His Honour held that "the relevant going concern was the total subject matter of both contracts, because the business or enterprise of a hotel cannot be conducted without land from which to conduct it." His Honour so found despite the fact that the parties had only agreed in the contract for the purchase of the business that the sale of the business was the sale of a going concern. In contrast, the contract for the purchase of the land and improvements stated only that "the Purchase Price does not include GST".
His Honour rejected the purchaser's argument that there were 2 contracts which, although providing for simultaneous settlement, were separate, and that the provision in the business sale contract operated only with respect to the subject-matter of that contract and accordingly excluded the land sale, entitling it to claim input tax credits in respect of the purchase of the land.

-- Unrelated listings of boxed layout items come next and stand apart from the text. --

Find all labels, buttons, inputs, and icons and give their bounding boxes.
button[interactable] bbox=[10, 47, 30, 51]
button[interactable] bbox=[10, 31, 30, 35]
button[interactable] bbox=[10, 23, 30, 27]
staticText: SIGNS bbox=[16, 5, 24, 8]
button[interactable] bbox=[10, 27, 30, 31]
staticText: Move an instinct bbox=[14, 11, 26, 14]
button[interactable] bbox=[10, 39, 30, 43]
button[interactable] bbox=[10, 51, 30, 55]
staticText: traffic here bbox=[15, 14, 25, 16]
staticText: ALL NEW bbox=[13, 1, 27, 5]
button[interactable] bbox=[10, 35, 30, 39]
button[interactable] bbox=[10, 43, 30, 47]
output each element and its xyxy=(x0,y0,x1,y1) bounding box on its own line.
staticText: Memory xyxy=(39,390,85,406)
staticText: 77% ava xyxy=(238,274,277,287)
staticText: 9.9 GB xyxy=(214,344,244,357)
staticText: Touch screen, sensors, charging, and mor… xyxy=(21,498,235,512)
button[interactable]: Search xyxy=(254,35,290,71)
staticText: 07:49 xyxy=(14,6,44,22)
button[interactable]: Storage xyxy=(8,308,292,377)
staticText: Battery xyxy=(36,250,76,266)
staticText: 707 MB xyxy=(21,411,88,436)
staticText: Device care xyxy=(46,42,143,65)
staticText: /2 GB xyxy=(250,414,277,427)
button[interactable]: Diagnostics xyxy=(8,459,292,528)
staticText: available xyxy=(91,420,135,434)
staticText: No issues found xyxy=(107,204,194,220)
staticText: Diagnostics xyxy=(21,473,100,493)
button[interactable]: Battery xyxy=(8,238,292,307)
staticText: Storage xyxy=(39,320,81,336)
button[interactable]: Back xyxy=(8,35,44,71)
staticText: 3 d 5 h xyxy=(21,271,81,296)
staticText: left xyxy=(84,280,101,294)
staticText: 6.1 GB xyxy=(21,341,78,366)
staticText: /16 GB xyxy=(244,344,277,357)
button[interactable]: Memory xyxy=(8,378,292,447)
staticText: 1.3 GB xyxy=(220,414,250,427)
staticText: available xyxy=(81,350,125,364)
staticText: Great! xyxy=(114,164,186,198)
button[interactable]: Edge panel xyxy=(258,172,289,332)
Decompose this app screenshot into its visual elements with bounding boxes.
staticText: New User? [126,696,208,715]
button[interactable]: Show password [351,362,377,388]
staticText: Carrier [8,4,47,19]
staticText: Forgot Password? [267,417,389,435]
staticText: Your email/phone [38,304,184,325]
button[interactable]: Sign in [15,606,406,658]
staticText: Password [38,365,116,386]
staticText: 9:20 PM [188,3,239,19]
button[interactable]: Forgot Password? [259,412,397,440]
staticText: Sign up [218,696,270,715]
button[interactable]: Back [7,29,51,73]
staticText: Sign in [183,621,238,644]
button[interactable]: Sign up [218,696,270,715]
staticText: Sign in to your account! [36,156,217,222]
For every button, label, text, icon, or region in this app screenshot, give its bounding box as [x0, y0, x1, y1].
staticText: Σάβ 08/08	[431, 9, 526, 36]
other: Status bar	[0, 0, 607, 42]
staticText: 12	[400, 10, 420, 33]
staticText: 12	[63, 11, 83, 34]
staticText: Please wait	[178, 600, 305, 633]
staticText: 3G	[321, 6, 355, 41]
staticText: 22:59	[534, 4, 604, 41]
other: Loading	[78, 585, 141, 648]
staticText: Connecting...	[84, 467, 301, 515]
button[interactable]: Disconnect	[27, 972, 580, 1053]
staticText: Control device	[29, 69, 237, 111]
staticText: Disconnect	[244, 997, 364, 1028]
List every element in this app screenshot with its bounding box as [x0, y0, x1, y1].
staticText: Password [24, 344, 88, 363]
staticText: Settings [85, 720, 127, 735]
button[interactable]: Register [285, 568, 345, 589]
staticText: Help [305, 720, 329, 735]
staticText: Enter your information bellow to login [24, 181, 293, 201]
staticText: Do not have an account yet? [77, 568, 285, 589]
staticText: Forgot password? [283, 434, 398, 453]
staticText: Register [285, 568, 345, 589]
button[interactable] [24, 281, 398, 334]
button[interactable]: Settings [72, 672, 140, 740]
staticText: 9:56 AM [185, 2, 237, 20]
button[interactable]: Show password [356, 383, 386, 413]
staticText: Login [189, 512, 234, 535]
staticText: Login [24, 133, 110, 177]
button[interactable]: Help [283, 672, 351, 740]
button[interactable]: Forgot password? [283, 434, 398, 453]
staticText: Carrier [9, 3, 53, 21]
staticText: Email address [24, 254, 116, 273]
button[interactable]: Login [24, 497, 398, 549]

His Honour said at para 24:
"The present enterprise is the business of the hotel. It is attached to land. The parties intended that the supply would be of the business carried on where it was conducted at the time of the sale. The [purchaser] correctly conceded that the land was one of the things necessary for the continued operation of the hotel business...The relevant going concern for the purposes of the GST Act was accordingly the business and the land on which it was situated. The phrase "going concern" might have an alternative meaning in a different context but that was its meaning in the present circumstances for the purpose of the GST Act."
Debonne Holdings Pty Ltd and FCT  AATA 886 (AAT, Downes J, President, 19 October 2006).